By Armen Zakarian
Presidents Vladimir Putin of Russia and Robert Kocharian of Armenia sounded broadly satisfied with the close relationship between their nations but announced no concrete agreements after talks in Yerevan on Friday.
“We have had very comprehensive and useful negotiations on all issues relating to bilateral relations, regional and international problems,” Putin said at the end of his one-day visit to Armenia.
“Russian-Armenian relations are steadily developing in virtually all directions of our cooperation, including the economic, political and humanitarian spheres,” he added.
Kocharian described the talks as “friendly and constructive.” “I am happy with the atmosphere and results of our negotiations,” he told a joint news conference with his Russian counterpart.
Putin’s meeting with Kocharian was expected to be dominated by economic issues and in particular the future of Russia’s already extensive involvement in the Armenian energy sector. Observers expected the two leaders to discuss Russia’s apparent desire to purchase Armenia’s power distribution network and effectively control a future pipeline that will pump Iranian natural gas to the South Caucasus country.
Kocharian said Russian-Armenian cooperation in the energy sector was among the issues discussed at the summit but would not go into details. “We have interesting and serious projects here and we discussed their general continuation,” he said without elaborating.
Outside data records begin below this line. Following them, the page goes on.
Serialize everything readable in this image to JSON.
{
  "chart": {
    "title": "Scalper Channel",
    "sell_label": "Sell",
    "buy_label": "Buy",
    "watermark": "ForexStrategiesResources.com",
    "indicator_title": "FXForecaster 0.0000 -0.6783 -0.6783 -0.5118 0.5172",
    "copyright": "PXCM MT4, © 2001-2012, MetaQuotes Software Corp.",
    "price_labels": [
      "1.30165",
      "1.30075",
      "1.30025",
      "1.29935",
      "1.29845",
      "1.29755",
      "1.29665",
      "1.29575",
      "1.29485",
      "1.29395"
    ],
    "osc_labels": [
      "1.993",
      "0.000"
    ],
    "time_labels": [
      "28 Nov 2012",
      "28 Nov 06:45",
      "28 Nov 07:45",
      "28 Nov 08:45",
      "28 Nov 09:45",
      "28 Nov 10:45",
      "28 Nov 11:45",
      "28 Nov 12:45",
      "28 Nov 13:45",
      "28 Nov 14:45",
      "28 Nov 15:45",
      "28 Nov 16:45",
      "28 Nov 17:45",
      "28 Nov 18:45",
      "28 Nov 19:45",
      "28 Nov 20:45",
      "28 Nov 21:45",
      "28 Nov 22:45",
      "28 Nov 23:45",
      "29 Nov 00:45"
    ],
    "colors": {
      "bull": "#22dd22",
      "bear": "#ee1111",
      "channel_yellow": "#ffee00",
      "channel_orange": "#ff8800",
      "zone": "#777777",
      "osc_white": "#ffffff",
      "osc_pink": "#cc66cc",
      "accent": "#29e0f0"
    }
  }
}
“We agreed to further spur the participation of Russian and Armenian entrepreneurs in investment and privatization activities,” Putin said for his part.
Russia is Armenia’s sole supplier of natural gas and has a commanding stake in the country’s gas infrastructure. In addition, Russian companies control most of Armenia’s power plants. Earlier this month, Energy Minister Armen Movsisian spoke out against their possible takeover of the Armenian Electricity Network which is currently owned by a British-registered company.
The Nagorno-Karabakh conflict did not appear to have featured large during the talks, with Putin noting that the two presidents exchanged “a few words” about prospects for its resolution. Putin also puzzled reporters when he said that he and Kocharian discussed Russia’s cooperation with Azerbaijan within the framework of the Russian-led Commonwealth of Independent States.
The apparent slip of tongue may be exploited by a growing number of Armenian opposition politicians and media that accuse Moscow of opposing Armenia’s democratization by supporting Kocharian’s government. Some of them have claimed that Putin’s visit is aimed at shoring up Kocharian’s popularity at home. However, the Russian leader left no such indications in his public pronouncements.
The two presidents were also asked to comment on the situation in Kyrgyzstan whose Russian-backed President Askar Akayev was swept away from power on Thursday in the latest in a series of popular uprisings across the former Soviet Union. Kocharian, whose radical opponents have drawn inspiration from such revolts, pointedly referred the question to Putin, saying: “You have more information on Kyrgyzstan. We have no embassy there.”
Putin was keen to dispel widespread belief that the success of the Kyrgyz revolution was another setback for the Kremlin’s policy toward Russia’s “near abroad.” “The developments in Kyrgyzstan were not unexpected for us,” he said. “It is the result of both the government’s weakness and the country’s socioeconomic problems. I think the Kyrgyz opposition will do everything to put the situation under control as soon as possible.”
“They are not new figures,” he said of Kyrgyzstan’s new leaders. “We know them quite well and they have done a lot in the past to improve Russian-Kyrgyz relations.”